Tuesday, June 22, 2010

Crutches

Mark took Levi and Violet down to the creek today to toss rocks off the bridge. This, of course, is one of their favorite activities... like most children. As he told it, Levi had smuggled a pacifier, "paci" - affectionately, down to the bridge. He is supposed to be being weaned from paci. As he was enthusiastically throwing rocks over the bridge, he opened his mouth to exclaim, and, like something from Aesop's Fables, paci tumbled out, bounced once off the bridge railing, and fell, plop, into the creek below. Levi, with furrowed brow, looked forlornly down into the water and said, "I lost paci! Now, what am I going to do?" Now, one could successfully argue that if a child can utter such sophisticated monologue, he should scarcely need a paci. However, I think that Levi would be inclined to disagree, and might, quite maturely, make a decent case.

When Mark came home to tell me the story, I said, "Oh, no. That was our last spare."
To which he replied, "Well, maybe tonight is a good night for him to say goodbye to paci."
I had to agree, although I was still contemplating a quick trip into town for a new one.

I think about how strange it is that we learn to depend on crutches from a very early age. We lean on things - sometimes encouraged by our parents - to fill an emotional or physical void. Even if parents are the ones who try to fill our voids as children, they are still inadequate. They still fall short. I struggle with my voids. I try to fill them with hobbies or time wasters. I try to fill my stomach with sweets and other things I know aren't good for me. I try to fill my ears with noise and my eyes with stimuli.

I was thinking about my thoughts today - how redundant. I noticed that I think a lot more thoughts about God than I think toward Him. I imagine He would tend to prefer the latter... just like I would. It's nice for my husband to think about me, but I don't know he is unless he's thinking toward me. If he tells me what he's thinking toward me, or if he expresses it in actions that benefit me, then we have made a connection that is impossible when he merely thinks about me. More often than not I let my thoughts direct me. Today I am prompted to be more purposeful to direct my thoughts, instead of letting them direct me, and to make them known - not just in words on a blog or even in a prayer, but in my actions. God thinks about me, no doubt... and has been since the beginning of time. (Zeph. 3:17, Zech. 2:8, Jer. 29:11, Col. 3:12) But more importantly, His thoughts have been directed toward me for my good. Sometimes we find this hard to believe.

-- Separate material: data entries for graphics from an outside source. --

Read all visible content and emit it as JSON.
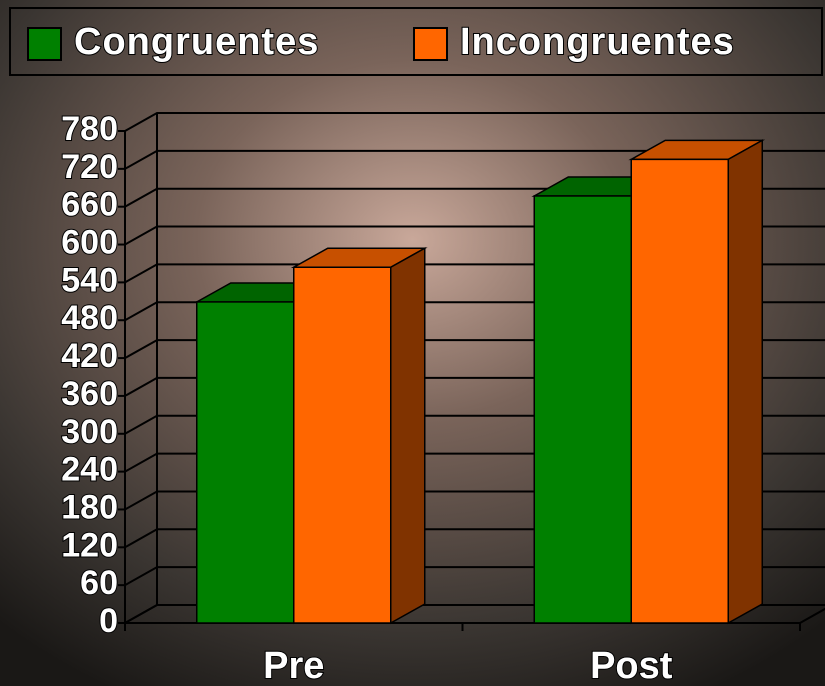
{
  "chart_data": {
    "type": "bar",
    "categories": [
      "Pre",
      "Post"
    ],
    "series": [
      {
        "name": "Congruentes",
        "color": "#008000",
        "values": [
          509,
          677
        ]
      },
      {
        "name": "Incongruentes",
        "color": "#ff6600",
        "values": [
          564,
          735
        ]
      }
    ],
    "ylim": [
      0,
      780
    ],
    "yticks": [
      0,
      60,
      120,
      180,
      240,
      300,
      360,
      420,
      480,
      540,
      600,
      660,
      720,
      780
    ],
    "grid": true,
    "legend": "top"
  }
}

We mistrust God because we are unsure of our worth to Him. We think that we are merely tolerated by Him... that since our failure is so great that we couldn't be worth the rejoicing He claims to do over us. We are unsure of His goodness. So we may tend to think that when difficulties come our way we are being punished or at least neglected by God. The contrary is always true. His thoughts have always been directed toward us... for our good. If I tell my son tomorrow that he has to continue to go out and work in a garden that is scarcely producing any fruit, he is frustrated - maybe even angry - with me. But I carry a burden called: The Big Picture. I can see that he is learning to stick with something he started - to persevere in bleak circumstances. I can see that he is learning good work ethic - to finish a project started. I can also see that this will make him a better employee someday... more marketable... more competitive... stronger.

God also carries the same burden, but on a much grander scale. Our trials and sufferings aren't the result of a forgetful or vengeful God. They are part of our growing process... a tiny portion of The Big Picture. Salvation wasn't a contingency plan for a bunch of cosmic failures. It was a way to sacrifice Himself for His greatest love - people who were lost. The greatest love stories are ones of great sacrifice. He made us the object of the greatest love story every told.

Jesse Ventura once said that "religion is just a crutch for the weak". He's right.